薛常宁的话清华书院的女子都知道,可是国子监的不知道,苏栗何骠陈君涛和岑属弓他们不知道。
所以这些不知道的人就产生了很多的遐想。
苏栗对何骠道:“辛七如此的大胆,居然和一个比她父亲还要大的夫子在一起学画?”
何骠也很惊愕道:“我也觉得十分的奇怪,一个少女和一个老男子倒是有点意思,我们看着就是。”
这是好戏,而且这好戏还有要唱大的苗头,所以很多人都有点小小的期待。
谭冲淡有点担忧的对楚战缙道:“辛七今天要吃点苦头了。

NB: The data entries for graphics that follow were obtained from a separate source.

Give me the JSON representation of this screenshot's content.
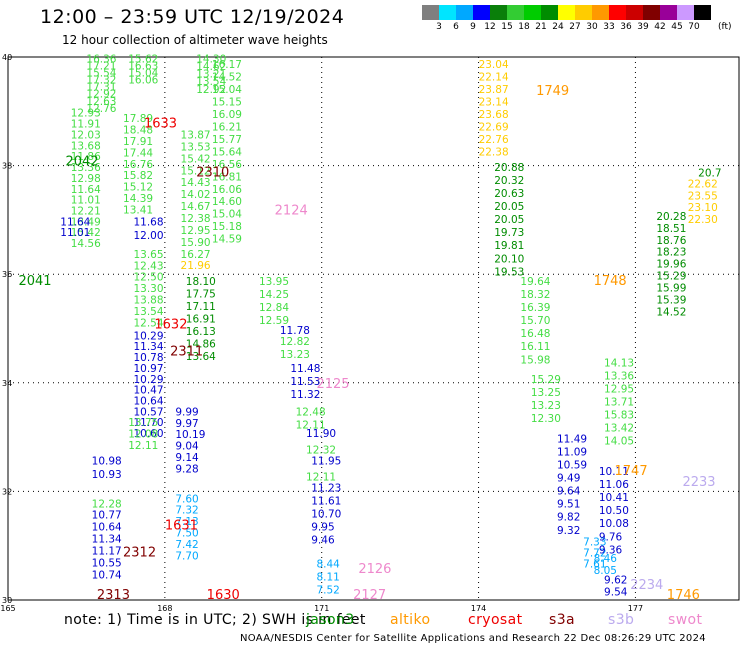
{
  "title": "12:00 – 23:59 UTC 12/19/2024",
  "subtitle": "12 hour collection of altimeter wave heights",
  "color_scale": {
    "unit": "(ft)",
    "ticks": [
      "3",
      "6",
      "9",
      "12",
      "15",
      "18",
      "21",
      "24",
      "27",
      "30",
      "33",
      "36",
      "39",
      "42",
      "45",
      "70"
    ],
    "colors": [
      "#7f7f7f",
      "#00e5ff",
      "#00a8ff",
      "#0000ff",
      "#0a7f0a",
      "#33cc33",
      "#00cc00",
      "#008c00",
      "#ffff00",
      "#ffcc00",
      "#ff9900",
      "#ff0000",
      "#cc0000",
      "#800000",
      "#990099",
      "#cc99ff",
      "#000000"
    ]
  },
  "map": {
    "lon_ticks": [
      "165",
      "168",
      "171",
      "174",
      "177"
    ],
    "lat_ticks": [
      "40",
      "38",
      "36",
      "34",
      "32",
      "30"
    ],
    "lat_range": [
      30,
      40
    ],
    "lon_range": [
      165,
      179
    ],
    "tracks": [
      {
        "color": "#44dd44",
        "lon": 166.5,
        "lat": 39.9,
        "vals": [
          "16.36",
          "17.21",
          "15.54",
          "17.32",
          "17.31",
          "12.92",
          "12.63",
          "12.76"
        ],
        "step": -0.13
      },
      {
        "color": "#44dd44",
        "lon": 167.3,
        "lat": 39.9,
        "vals": [
          "15.62",
          "16.63",
          "15.04",
          "16.06"
        ],
        "step": -0.13
      },
      {
        "color": "#44dd44",
        "lon": 166.2,
        "lat": 38.9,
        "vals": [
          "12.93",
          "11.91",
          "12.03",
          "13.68",
          "11.86",
          "13.36",
          "12.98",
          "11.64",
          "11.01",
          "12.21",
          "13.49",
          "15.42",
          "14.56"
        ],
        "step": -0.2
      },
      {
        "color": "#0000cc",
        "lon": 166.0,
        "lat": 36.9,
        "vals": [
          "11.64",
          "11.01"
        ],
        "step": -0.2
      },
      {
        "color": "#44dd44",
        "lon": 167.2,
        "lat": 38.8,
        "vals": [
          "17.89",
          "18.48",
          "17.91",
          "17.44",
          "16.76",
          "15.82",
          "15.12",
          "14.39",
          "13.41"
        ],
        "step": -0.21
      },
      {
        "color": "#0000cc",
        "lon": 167.4,
        "lat": 36.9,
        "vals": [
          "11.68",
          "12.00"
        ],
        "step": -0.25
      },
      {
        "color": "#44dd44",
        "lon": 167.4,
        "lat": 36.3,
        "vals": [
          "13.65",
          "12.43",
          "12.50",
          "13.30",
          "13.88",
          "13.54",
          "12.54"
        ],
        "step": -0.21
      },
      {
        "color": "#0000cc",
        "lon": 167.4,
        "lat": 34.8,
        "vals": [
          "10.29",
          "11.34",
          "10.78",
          "10.97",
          "10.29",
          "10.47",
          "10.64",
          "10.57",
          "11.70",
          "10.60"
        ],
        "step": -0.2
      },
      {
        "color": "#44dd44",
        "lon": 167.3,
        "lat": 33.2,
        "vals": [
          "13.75",
          "12.08",
          "12.11"
        ],
        "step": -0.21
      },
      {
        "color": "#0000cc",
        "lon": 166.6,
        "lat": 32.5,
        "vals": [
          "10.98",
          "10.93"
        ],
        "step": -0.25
      },
      {
        "color": "#44dd44",
        "lon": 166.6,
        "lat": 31.7,
        "vals": [
          "12.28"
        ],
        "step": -0.25
      },
      {
        "color": "#0000cc",
        "lon": 166.6,
        "lat": 31.5,
        "vals": [
          "10.77",
          "10.64",
          "11.34",
          "11.17",
          "10.55",
          "10.74"
        ],
        "step": -0.22
      },
      {
        "color": "#44dd44",
        "lon": 168.6,
        "lat": 39.9,
        "vals": [
          "14.30",
          "14.62",
          "13.21",
          "13.54",
          "12.92"
        ],
        "step": -0.14
      },
      {
        "color": "#44dd44",
        "lon": 168.9,
        "lat": 39.8,
        "vals": [
          "16.17",
          "14.52",
          "15.04",
          "15.15",
          "16.09",
          "16.21",
          "15.77",
          "15.64",
          "16.56",
          "16.81",
          "16.06",
          "14.60",
          "15.04",
          "15.18",
          "14.59"
        ],
        "step": -0.23
      },
      {
        "color": "#44dd44",
        "lon": 168.3,
        "lat": 38.5,
        "vals": [
          "13.87",
          "13.53",
          "15.42",
          "15.12",
          "14.43",
          "14.02",
          "14.67",
          "12.38",
          "12.95",
          "15.90",
          "16.27"
        ],
        "step": -0.22
      },
      {
        "color": "#ffcc00",
        "lon": 168.3,
        "lat": 36.1,
        "vals": [
          "21.96"
        ],
        "step": -0.2
      },
      {
        "color": "#008c00",
        "lon": 168.4,
        "lat": 35.8,
        "vals": [
          "18.10",
          "17.75",
          "17.11",
          "16.91",
          "16.13",
          "14.86",
          "13.64"
        ],
        "step": -0.23
      },
      {
        "color": "#0000cc",
        "lon": 168.2,
        "lat": 33.4,
        "vals": [
          "9.99",
          "9.97",
          "10.19",
          "9.04",
          "9.14",
          "9.28"
        ],
        "step": -0.21
      },
      {
        "color": "#00a8ff",
        "lon": 168.2,
        "lat": 31.8,
        "vals": [
          "7.60",
          "7.32",
          "7.13",
          "7.50",
          "7.42",
          "7.70"
        ],
        "step": -0.21
      },
      {
        "color": "#44dd44",
        "lon": 169.8,
        "lat": 35.8,
        "vals": [
          "13.95",
          "14.25",
          "12.84",
          "12.59"
        ],
        "step": -0.24
      },
      {
        "color": "#0000cc",
        "lon": 170.2,
        "lat": 34.9,
        "vals": [
          "11.78"
        ],
        "step": -0.24
      },
      {
        "color": "#44dd44",
        "lon": 170.2,
        "lat": 34.7,
        "vals": [
          "12.82",
          "13.23"
        ],
        "step": -0.24
      },
      {
        "color": "#0000cc",
        "lon": 170.4,
        "lat": 34.2,
        "vals": [
          "11.48",
          "11.53",
          "11.32"
        ],
        "step": -0.24
      },
      {
        "color": "#44dd44",
        "lon": 170.5,
        "lat": 33.4,
        "vals": [
          "12.48",
          "12.11"
        ],
        "step": -0.24
      },
      {
        "color": "#0000cc",
        "lon": 170.7,
        "lat": 33.0,
        "vals": [
          "11.90"
        ],
        "step": -0.24
      },
      {
        "color": "#44dd44",
        "lon": 170.7,
        "lat": 32.7,
        "vals": [
          "12.32"
        ],
        "step": -0.24
      },
      {
        "color": "#0000cc",
        "lon": 170.8,
        "lat": 32.5,
        "vals": [
          "11.95"
        ],
        "step": -0.24
      },
      {
        "color": "#44dd44",
        "lon": 170.7,
        "lat": 32.2,
        "vals": [
          "12.11"
        ],
        "step": -0.24
      },
      {
        "color": "#0000cc",
        "lon": 170.8,
        "lat": 32.0,
        "vals": [
          "11.23",
          "11.61",
          "10.70",
          "9.95",
          "9.46"
        ],
        "step": -0.24
      },
      {
        "color": "#00a8ff",
        "lon": 170.9,
        "lat": 30.6,
        "vals": [
          "8.44",
          "8.11",
          "7.52"
        ],
        "step": -0.24
      },
      {
        "color": "#ffcc00",
        "lon": 174.0,
        "lat": 39.8,
        "vals": [
          "23.04",
          "22.14",
          "23.87",
          "23.14",
          "23.68",
          "22.69",
          "22.76",
          "22.38"
        ],
        "step": -0.23
      },
      {
        "color": "#008c00",
        "lon": 174.3,
        "lat": 37.9,
        "vals": [
          "20.88",
          "20.32",
          "20.63",
          "20.05",
          "20.05",
          "19.73",
          "19.81",
          "20.10",
          "19.53"
        ],
        "step": -0.24
      },
      {
        "color": "#44dd44",
        "lon": 174.8,
        "lat": 35.8,
        "vals": [
          "19.64",
          "18.32",
          "16.39",
          "15.70",
          "16.48",
          "16.11",
          "15.98"
        ],
        "step": -0.24
      },
      {
        "color": "#44dd44",
        "lon": 175.0,
        "lat": 34.0,
        "vals": [
          "15.29",
          "13.25",
          "13.23",
          "12.30"
        ],
        "step": -0.24
      },
      {
        "color": "#0000cc",
        "lon": 175.5,
        "lat": 32.9,
        "vals": [
          "11.49",
          "11.09",
          "10.59",
          "9.49",
          "9.64",
          "9.51",
          "9.82",
          "9.32"
        ],
        "step": -0.24
      },
      {
        "color": "#00a8ff",
        "lon": 176.0,
        "lat": 31.0,
        "vals": [
          "7.33",
          "7.72",
          "7.61"
        ],
        "step": -0.2
      },
      {
        "color": "#44dd44",
        "lon": 176.4,
        "lat": 34.3,
        "vals": [
          "14.13",
          "13.36",
          "12.95",
          "13.71",
          "15.83",
          "13.42",
          "14.05"
        ],
        "step": -0.24
      },
      {
        "color": "#0000cc",
        "lon": 176.3,
        "lat": 32.3,
        "vals": [
          "10.11",
          "11.06",
          "10.41",
          "10.50",
          "10.08",
          "9.76",
          "9.36"
        ],
        "step": -0.24
      },
      {
        "color": "#00a8ff",
        "lon": 176.2,
        "lat": 30.7,
        "vals": [
          "8.46",
          "8.05"
        ],
        "step": -0.22
      },
      {
        "color": "#0000cc",
        "lon": 176.4,
        "lat": 30.3,
        "vals": [
          "9.62",
          "9.54"
        ],
        "step": -0.22
      },
      {
        "color": "#008c00",
        "lon": 177.4,
        "lat": 37.0,
        "vals": [
          "20.28",
          "18.51",
          "18.76",
          "18.23",
          "19.96",
          "15.29",
          "15.99",
          "15.39",
          "14.52"
        ],
        "step": -0.22
      },
      {
        "color": "#ffcc00",
        "lon": 178.0,
        "lat": 37.6,
        "vals": [
          "22.62",
          "23.55",
          "23.10",
          "22.30"
        ],
        "step": -0.22
      },
      {
        "color": "#008c00",
        "lon": 178.2,
        "lat": 37.8,
        "vals": [
          "20.7"
        ],
        "step": -0.22
      }
    ],
    "time_labels": [
      {
        "text": "1633",
        "lon": 167.6,
        "lat": 38.7,
        "color": "#ee0000"
      },
      {
        "text": "2042",
        "lon": 166.1,
        "lat": 38.0,
        "color": "#008c00"
      },
      {
        "text": "2041",
        "lon": 165.2,
        "lat": 35.8,
        "color": "#008c00"
      },
      {
        "text": "2310",
        "lon": 168.6,
        "lat": 37.8,
        "color": "#800000"
      },
      {
        "text": "2124",
        "lon": 170.1,
        "lat": 37.1,
        "color": "#ee88cc"
      },
      {
        "text": "1632",
        "lon": 167.8,
        "lat": 35.0,
        "color": "#ee0000"
      },
      {
        "text": "2311",
        "lon": 168.1,
        "lat": 34.5,
        "color": "#800000"
      },
      {
        "text": "2125",
        "lon": 170.9,
        "lat": 33.9,
        "color": "#ee88cc"
      },
      {
        "text": "1631",
        "lon": 168.0,
        "lat": 31.3,
        "color": "#ee0000"
      },
      {
        "text": "2312",
        "lon": 167.2,
        "lat": 30.8,
        "color": "#800000"
      },
      {
        "text": "2313",
        "lon": 166.7,
        "lat": 30.0,
        "color": "#800000"
      },
      {
        "text": "1630",
        "lon": 168.8,
        "lat": 30.0,
        "color": "#ee0000"
      },
      {
        "text": "2126",
        "lon": 171.7,
        "lat": 30.5,
        "color": "#ee88cc"
      },
      {
        "text": "2127",
        "lon": 171.6,
        "lat": 30.0,
        "color": "#ee88cc"
      },
      {
        "text": "1749",
        "lon": 175.1,
        "lat": 39.3,
        "color": "#ff9900"
      },
      {
        "text": "1748",
        "lon": 176.2,
        "lat": 35.8,
        "color": "#ff9900"
      },
      {
        "text": "2233",
        "lon": 177.9,
        "lat": 32.1,
        "color": "#bbaaee"
      },
      {
        "text": "1747",
        "lon": 176.6,
        "lat": 32.3,
        "color": "#ff9900"
      },
      {
        "text": "2234",
        "lon": 176.9,
        "lat": 30.2,
        "color": "#bbaaee"
      },
      {
        "text": "1746",
        "lon": 177.6,
        "lat": 30.0,
        "color": "#ff9900"
      }
    ]
  },
  "footer": {
    "note": "note: 1) Time is in UTC; 2) SWH is in feet",
    "satellites": [
      {
        "name": "jason3",
        "color": "#008c00"
      },
      {
        "name": "altiko",
        "color": "#ff9900"
      },
      {
        "name": "cryosat",
        "color": "#ee0000"
      },
      {
        "name": "s3a",
        "color": "#800000"
      },
      {
        "name": "s3b",
        "color": "#bbaaee"
      },
      {
        "name": "swot",
        "color": "#ee88cc"
      }
    ],
    "credit": "NOAA/NESDIS Center for Satellite Applications and Research     22 Dec 08:26:29 UTC 2024"
  }
}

”
楚战缙的嘴巴微微勾了一下,道:“我倒是不觉得,且看就是了。”
这么好看的戏,他楚战缙看的比谁都滋滋有味。
琼华郡主这么快就对上了她,要知道上一世和她接触的时候琼华的姿态都很低的,从最开始的朋友相待,完全就是低缓的那种态度。
可是这一世刚刚和她第一次见面,琼华就迫不及待的要对付她了。
辛千雨默默的告诫自己一定不要慌乱,越是在这个情况下就越要镇定,只有镇定才能解救自己。
国子监那边的很多男子看见辛千雨的时候都开始不怀好意了,一个少女和一个老男子在一起学画画,而且一个月的时间进步就这么大,是不是之间有什么见不得人的交易?要不然辛千雨的进步断然不会这么大吧。
很多国子监的男子看着辛千雨的眼神都变化了。
变得怪异了起来,身子还有一些嫌恶,就像是辛千雨是多么丢人现眼的女子似的。
身子有几个男子低头道:“你们说那个荣华大将军的女儿是不是有其他的癖好啊,这年轻的公子哥那么多,她非得要跟着一个老男人,啧啧,当真是惊世骇俗呢。”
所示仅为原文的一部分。